Questions and Exercises
- How can the Internet consist of networks of such physically different transmission media—cable, fiber, and wireless?
- What is the difference between TCP and UDP? Why would you use one over the other?
- Would you recommend a VoIP phone system to your firm or University? Why or why not? What are the advantages? What are the disadvantages? Can you think of possible concerns or benefits not mentioned in this section? Research these concerns online and share your finding with your instructor.
- What are the risks in the kinds of automated trading systems described in this section?

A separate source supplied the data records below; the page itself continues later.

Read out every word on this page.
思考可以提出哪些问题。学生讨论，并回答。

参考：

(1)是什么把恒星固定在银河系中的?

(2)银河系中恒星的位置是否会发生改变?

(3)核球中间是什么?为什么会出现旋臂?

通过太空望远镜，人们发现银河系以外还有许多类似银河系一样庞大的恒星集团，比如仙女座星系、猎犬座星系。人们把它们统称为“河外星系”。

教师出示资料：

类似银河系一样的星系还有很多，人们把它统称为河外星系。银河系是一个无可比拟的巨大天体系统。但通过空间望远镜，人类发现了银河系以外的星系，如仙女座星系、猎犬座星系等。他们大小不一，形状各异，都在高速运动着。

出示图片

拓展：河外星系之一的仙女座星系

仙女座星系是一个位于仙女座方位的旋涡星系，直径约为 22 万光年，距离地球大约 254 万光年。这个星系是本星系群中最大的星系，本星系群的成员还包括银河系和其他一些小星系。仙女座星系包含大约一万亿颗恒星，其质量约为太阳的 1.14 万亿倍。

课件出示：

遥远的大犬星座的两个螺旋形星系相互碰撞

Conduct research and find an example of where these systems have caused problems for firms and/or the broader market. What can be done to prevent such problems? Whose responsibility is this?
- Search the Internet for a traceroute tool, or look online to figure out how to use the traceroute command built into your PC. Run three or more traceroutes to different firms at different locations around the world. List the number of ISPs that show up in the trace. Circle the areas where peering occurs. Do some of the “hops” time out with “*” values returned? If so, why do you think that happened?
- Find out if your school or employer is an Internet2 member. If it is, run traceroutes to schools that are and are not members of Internet2. What differences do you see in the results?